Ben Kimim

 
 
 

HACI BABA

 
Sami TABAKÖZ
Emekli Hava Pilot Kıdemli Başçavuş
İrtibat Kıt'ası-Diyarbakır
1968
 

Yıl 1968; Diyarbakır İrtibat Kıtası’nda görevliyim.

NATO Güneydoğu Taktik Hv.K.K. (Amerikalı general), görevi sona erip ülkelerine gitmeden önce, İzmir’de bağlı bulundukları birlik komutanları ve eşlerine, bir yemek toplantısı verecekti.

Bu toplantıya katılacak olan Kuvvet Komutan› Korg. Ahmet DURAL, Kuvvet Komutan Yardımcısı Tümg. Kemal AKAT, Kurmay Başkanı Tuğg. İhsan SOYDAN ve 8’inci Üs Komutanı Tuğg. Selahattin ATAÇ ve eşleri, konforsuz bir C-47 ile Diyarbakır’dan İzmir’e gidiyorduk. Uçuş boyunca hava şartları çok fena idi. Kalktıktan bir müddet sonra, uçağın muhtelif yerleri buzlandı. Pervaneden kopan buzlar uçağın gövdesine çarptıkça, bilhassa hanımlar endişeleniyorlardı. Uçak soğuk olduğundan, bayan yolcular pilot mahalline gelerek ısınmaya çalışıyor, diğer yolculara da örtünmeleri için battaniye veriliyordu. Bu meşakkatli durum İzmir’e tahminen bir saat kala değişmeye başladı. Eriyen buzlardaki sular, aralık olan gövdeden azda olsa içeriye damlıyordu. İşte o zaman Ahmet DURAL generalimiz pilot mahalline gelerek, “hanımlar nasılsınız” diye sordu. Ahmet DURAL generalimizin hanımı, “Ahmet oldukça iyiyiz. Fakat şu damınız da akmasa” dedi. Generalimde cevaben; “Hanım, buna da şükür, arzu etmeyen hava yolu ile gider” diye cevap verdi.

C-47 Uçağı

O zamanlar en üst derecede komutanlar bile C-47’lere güvenirdi. Bende o yıllarda dünyada en uzun süre hizmette kalan bu uçağa, Hacı Baba ismini koymuştum.

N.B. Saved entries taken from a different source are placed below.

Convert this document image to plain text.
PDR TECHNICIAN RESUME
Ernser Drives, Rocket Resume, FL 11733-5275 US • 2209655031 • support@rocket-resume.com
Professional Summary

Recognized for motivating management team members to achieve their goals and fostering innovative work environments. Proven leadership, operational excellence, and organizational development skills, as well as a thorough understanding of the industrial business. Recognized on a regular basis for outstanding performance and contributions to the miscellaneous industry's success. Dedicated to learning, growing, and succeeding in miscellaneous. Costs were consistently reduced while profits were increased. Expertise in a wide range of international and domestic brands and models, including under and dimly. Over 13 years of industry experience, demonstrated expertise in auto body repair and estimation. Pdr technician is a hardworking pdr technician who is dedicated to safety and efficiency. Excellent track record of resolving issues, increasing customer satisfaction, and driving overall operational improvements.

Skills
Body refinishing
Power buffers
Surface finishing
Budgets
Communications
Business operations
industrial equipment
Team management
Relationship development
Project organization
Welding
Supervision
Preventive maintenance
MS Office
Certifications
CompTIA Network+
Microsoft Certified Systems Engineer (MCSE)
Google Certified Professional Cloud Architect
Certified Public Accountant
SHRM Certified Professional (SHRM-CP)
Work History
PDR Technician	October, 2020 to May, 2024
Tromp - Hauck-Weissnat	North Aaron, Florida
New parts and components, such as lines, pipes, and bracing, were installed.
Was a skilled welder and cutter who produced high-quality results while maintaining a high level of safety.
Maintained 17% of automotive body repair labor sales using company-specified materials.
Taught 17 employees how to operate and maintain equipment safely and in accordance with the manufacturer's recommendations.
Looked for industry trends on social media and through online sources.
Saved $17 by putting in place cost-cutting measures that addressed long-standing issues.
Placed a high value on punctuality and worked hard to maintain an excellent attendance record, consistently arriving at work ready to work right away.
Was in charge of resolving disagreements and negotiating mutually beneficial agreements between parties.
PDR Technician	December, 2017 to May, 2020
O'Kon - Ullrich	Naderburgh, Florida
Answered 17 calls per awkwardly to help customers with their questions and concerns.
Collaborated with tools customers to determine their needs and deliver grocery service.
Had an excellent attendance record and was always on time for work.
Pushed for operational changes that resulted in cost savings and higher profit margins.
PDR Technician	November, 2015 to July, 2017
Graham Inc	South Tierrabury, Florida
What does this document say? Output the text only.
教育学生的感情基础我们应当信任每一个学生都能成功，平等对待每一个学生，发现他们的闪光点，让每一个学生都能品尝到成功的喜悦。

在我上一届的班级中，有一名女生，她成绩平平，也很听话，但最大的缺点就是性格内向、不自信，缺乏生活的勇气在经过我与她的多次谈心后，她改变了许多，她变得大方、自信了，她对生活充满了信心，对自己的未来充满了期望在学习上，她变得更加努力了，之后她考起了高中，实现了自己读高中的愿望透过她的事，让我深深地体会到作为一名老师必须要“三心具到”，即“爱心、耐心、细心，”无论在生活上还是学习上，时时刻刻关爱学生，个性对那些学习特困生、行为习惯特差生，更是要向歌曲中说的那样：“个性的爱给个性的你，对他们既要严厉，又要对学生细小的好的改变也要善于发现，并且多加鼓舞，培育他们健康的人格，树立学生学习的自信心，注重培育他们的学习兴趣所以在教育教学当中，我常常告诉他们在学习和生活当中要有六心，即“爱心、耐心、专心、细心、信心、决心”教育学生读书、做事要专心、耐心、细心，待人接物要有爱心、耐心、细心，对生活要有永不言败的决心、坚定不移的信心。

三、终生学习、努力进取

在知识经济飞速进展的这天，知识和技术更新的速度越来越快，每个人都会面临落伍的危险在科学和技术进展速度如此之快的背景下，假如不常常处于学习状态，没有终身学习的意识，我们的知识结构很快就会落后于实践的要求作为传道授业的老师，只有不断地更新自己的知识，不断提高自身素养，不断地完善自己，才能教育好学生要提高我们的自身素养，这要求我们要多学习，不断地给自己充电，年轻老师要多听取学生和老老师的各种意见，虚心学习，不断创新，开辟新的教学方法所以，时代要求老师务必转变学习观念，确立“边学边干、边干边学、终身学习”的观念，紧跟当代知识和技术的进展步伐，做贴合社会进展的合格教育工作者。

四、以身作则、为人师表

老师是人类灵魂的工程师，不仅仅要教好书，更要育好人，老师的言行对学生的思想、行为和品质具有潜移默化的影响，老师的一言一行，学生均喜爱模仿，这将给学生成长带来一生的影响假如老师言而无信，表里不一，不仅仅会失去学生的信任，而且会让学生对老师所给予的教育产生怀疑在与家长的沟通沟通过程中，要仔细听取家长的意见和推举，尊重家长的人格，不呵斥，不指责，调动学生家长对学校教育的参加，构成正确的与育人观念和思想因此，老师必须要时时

Emekli olunca uçağa binip, “Hacı Baba, sen bana uzun yıllar her türlü hava şartlarında hizmet ettin” diyerek lövyeyi, dışarı çıkınca da muhtelif yerlerini öptüm. Geri dönüp, “Allahaısmarladık Hacı Baba” diyerek ayrıldım. Hey gidi Hacı Baba hey!